McDonald reports first sales decline in over three years amid shifts in consumer spending.

McDonald’s reported a surprising drop in global sales on Monday, marking its first decline in 13 quarters. This drop, driven by a shift in consumer behavior, comes as deal-seeking customers avoid higher-priced menu items like Big Macs.

Ongoing inflation has prompted lower-income consumers to opt for more affordable food options at home, pushing fast-food chains, including McDonald’s, Burger King, Wendy’s, and Taco Bell, to focus on value meals to attract customers.

Despite a 15% drop in McDonald’s shares this year, the stock rose nearly 4% after company executives revealed that the $5 meal deal, introduced in late June, exceeded expectations. The company is working with franchisees to potentially extend this deal beyond August.

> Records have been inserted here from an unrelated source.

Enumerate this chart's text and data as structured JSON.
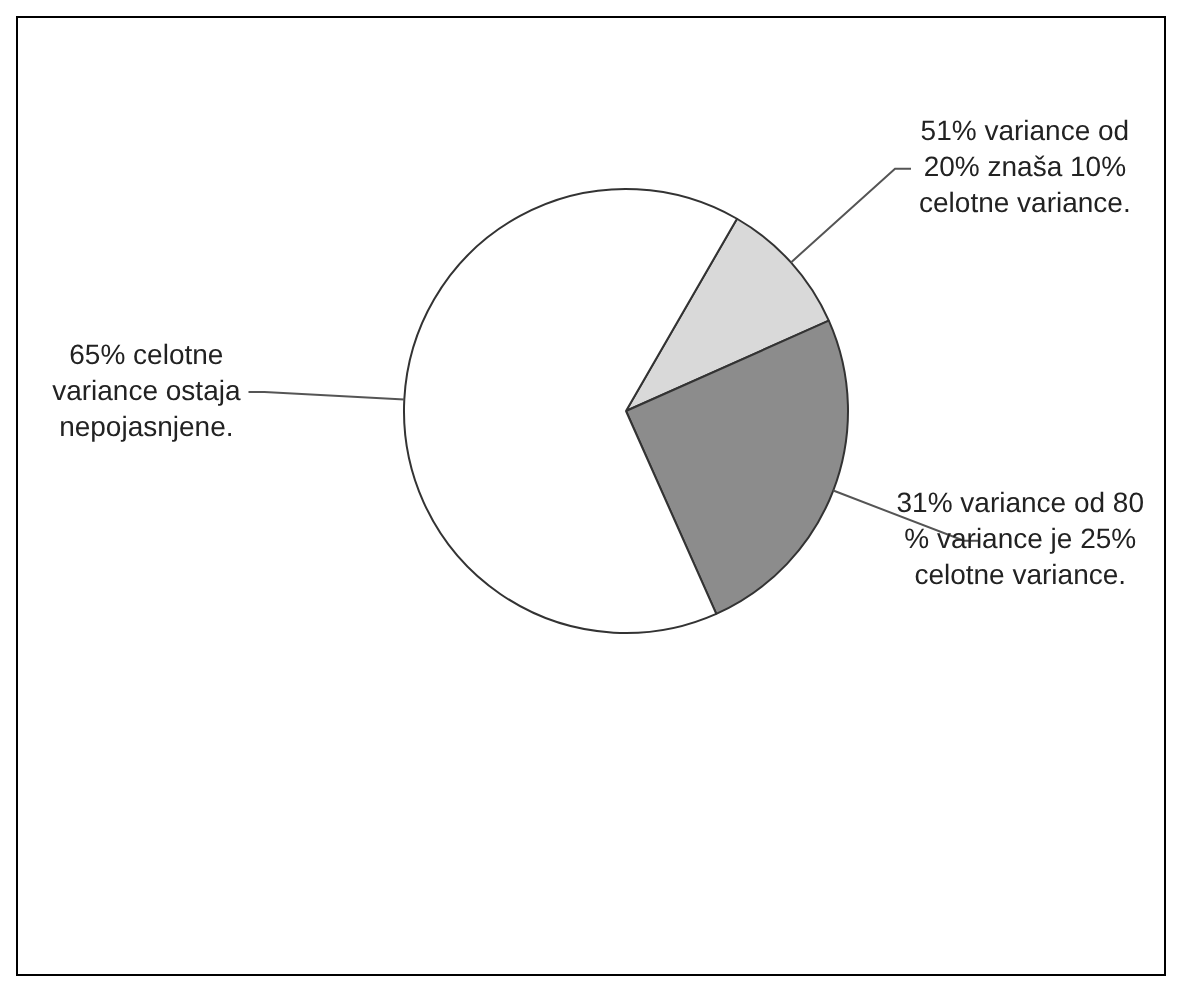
{
  "chart_data": {
    "type": "pie",
    "categories": [
      "51% variance od 20% znaša 10% celotne variance.",
      "31% variance od 80 % variance je 25% celotne variance.",
      "65% celotne variance ostaja nepojasnjene."
    ],
    "values": [
      10,
      25,
      65
    ],
    "colors": [
      "#d9d9d9",
      "#8c8c8c",
      "#ffffff"
    ],
    "legend": false
  }
}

McDonald’s maintained its 2024 forecast for an operating margin in the mid-to-high 40% range and plans to be more selective with price increases to protect profitability. Brian Mulberry, a client portfolio manager at Zacks Investment Management, suggested that while traffic is currently soft, it is expected to improve with better value options on the menu in the latter part of the year.

Global comparable sales fell by 1% in the second quarter, contrary to expectations of a 0.5% increase, though overall revenue rose by 1%. CEO Chris Kempczinski noted that consumers are increasingly deal-conscious, leading to a decline in consumer sentiment across major markets.

This trend aligns with comments from Coca-Cola CEO James Quincey, who observed “softness in away-from-home channels” in North America, indicating a reduction in dining out.

Edward Jones analyst Brian Yarbrough highlighted that the biggest impact on McDonald’s is the cutback by low-income consumers, which is more significant than the typical shift toward value dining during tough economic times.

In the U.S., comparable sales fell 0.7% for the quarter ending June 30, a sharp contrast to a 10.3% increase a year ago. International sales dropped 1.1%, with France experiencing notable weakness. Sales in markets managed by local partners, including China and regions affected by the Middle East conflict, declined 1.3%, compared to a 14% increase the previous year.

Despite these challenges, McDonald’s is maintaining its capital expenditure budget of up to $2.7 billion, with a significant portion allocated for new restaurants in both the U.S. and international markets. The company earned $2.97 per share in the second quarter, missing expectations of $3.07.